Nuggets provides foundational control primitives for production AI systems: Identity
Cryptographically verifiable identity for every actor - humans (KYC/KYE), organizations (KYB), machines (KYM), AI agents (KYA).
Intent
Verifiable declaration of what an agent is authorised to do and under what constraints.
Consent
Durable, provable consent that travels with actions across systems and organizations.
Policy
Policies that apply consistently across clouds, tools, and identity providers.
Accountability
Full provenance for every action: who acted, under what authority, with what outcome.
Compliance
Privacy-preserving audit and investigation capabilities aligned with regulatory expectations.

Works With And Upgrades Your Existing Stack

Nuggets sits on top of what you already have. Your IAM keeps managing access. Your hyperscaler keeps securing workloads. Your enterprise security tools stay in place. Nuggets adds a cross-cloud trust layer for autonomous actions that existing systems weren’t designed to handle.

Common Use Cases

Enterprise AI Operations

Deploy internal AI agents across HR, finance, customer service, and operations with provable authority and auditability.

Regulated Workflows

Meet regulatory expectations for provenance, consent, and investigation as AI systems act autonomously.

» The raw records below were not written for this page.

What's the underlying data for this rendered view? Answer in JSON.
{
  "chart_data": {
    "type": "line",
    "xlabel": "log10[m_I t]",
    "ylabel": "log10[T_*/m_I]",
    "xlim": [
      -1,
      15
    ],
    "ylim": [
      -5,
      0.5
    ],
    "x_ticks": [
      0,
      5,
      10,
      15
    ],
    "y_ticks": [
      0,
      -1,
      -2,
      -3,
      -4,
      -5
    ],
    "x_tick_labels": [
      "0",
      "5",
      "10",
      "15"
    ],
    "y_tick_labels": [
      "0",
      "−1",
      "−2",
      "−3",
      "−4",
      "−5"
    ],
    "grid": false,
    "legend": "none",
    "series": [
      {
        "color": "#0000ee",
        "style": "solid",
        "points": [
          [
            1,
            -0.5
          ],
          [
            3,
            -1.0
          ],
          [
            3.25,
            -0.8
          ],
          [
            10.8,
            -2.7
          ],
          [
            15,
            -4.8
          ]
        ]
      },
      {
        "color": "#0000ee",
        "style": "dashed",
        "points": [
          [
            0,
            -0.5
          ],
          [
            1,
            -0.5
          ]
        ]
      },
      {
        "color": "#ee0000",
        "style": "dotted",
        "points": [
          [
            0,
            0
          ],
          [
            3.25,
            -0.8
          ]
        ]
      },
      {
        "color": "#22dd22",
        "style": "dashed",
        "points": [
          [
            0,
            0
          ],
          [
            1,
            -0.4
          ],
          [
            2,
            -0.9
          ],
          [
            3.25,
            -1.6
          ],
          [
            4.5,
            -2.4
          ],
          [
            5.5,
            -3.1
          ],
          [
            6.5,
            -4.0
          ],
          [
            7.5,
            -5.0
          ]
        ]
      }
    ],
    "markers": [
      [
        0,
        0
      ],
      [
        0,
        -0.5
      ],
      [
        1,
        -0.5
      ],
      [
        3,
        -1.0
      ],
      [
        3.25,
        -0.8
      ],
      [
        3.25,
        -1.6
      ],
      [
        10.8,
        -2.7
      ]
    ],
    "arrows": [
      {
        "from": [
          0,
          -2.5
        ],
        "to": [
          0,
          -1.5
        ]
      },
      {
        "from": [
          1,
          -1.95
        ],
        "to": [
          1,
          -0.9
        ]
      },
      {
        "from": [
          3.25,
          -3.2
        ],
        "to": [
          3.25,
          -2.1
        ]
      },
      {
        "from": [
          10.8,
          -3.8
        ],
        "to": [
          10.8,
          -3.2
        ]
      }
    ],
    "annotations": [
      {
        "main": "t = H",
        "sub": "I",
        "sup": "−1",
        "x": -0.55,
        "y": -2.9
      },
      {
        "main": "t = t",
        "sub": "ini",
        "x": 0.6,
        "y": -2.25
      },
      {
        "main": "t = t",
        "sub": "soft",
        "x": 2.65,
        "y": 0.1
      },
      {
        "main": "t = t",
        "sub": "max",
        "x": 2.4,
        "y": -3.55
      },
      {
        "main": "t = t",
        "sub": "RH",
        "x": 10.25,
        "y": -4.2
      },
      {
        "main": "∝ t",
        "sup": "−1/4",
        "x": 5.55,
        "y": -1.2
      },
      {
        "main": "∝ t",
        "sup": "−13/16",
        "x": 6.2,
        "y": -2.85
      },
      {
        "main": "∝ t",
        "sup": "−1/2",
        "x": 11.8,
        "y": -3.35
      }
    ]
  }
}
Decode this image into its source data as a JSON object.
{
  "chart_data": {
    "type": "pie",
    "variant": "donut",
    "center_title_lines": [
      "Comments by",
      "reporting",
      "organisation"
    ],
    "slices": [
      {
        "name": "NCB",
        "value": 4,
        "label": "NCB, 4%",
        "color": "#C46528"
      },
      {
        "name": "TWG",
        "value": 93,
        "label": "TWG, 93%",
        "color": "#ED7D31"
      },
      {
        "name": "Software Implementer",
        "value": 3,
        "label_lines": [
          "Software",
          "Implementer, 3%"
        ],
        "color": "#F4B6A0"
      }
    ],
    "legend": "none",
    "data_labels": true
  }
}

Agent-to-Agent and Agent-to-System Interaction

Establish trust across agent frameworks, APIs, MCP, and legacy systems without shared identity infrastructure.

How to Use These Docs

The docs are organized around trust primitives and system behaviour, not products. You’ll find:
  • Conceptual explanations of agent identity, authority, and provenance
  • APIs and SDKs for issuing and verifying trust
  • Integration patterns with IAMs, hyperscalers, and agent frameworks
  • Examples for enterprise, regulated, and cross-boundary deployments
If you’re evaluating Nuggets, start with the conceptual sections. If you’re building, go straight to APIs and integrations.

From Pilots to Production

Autonomous AI only scales when it can be trusted. Nuggets makes AI actions provable, auditable, and compliant by default.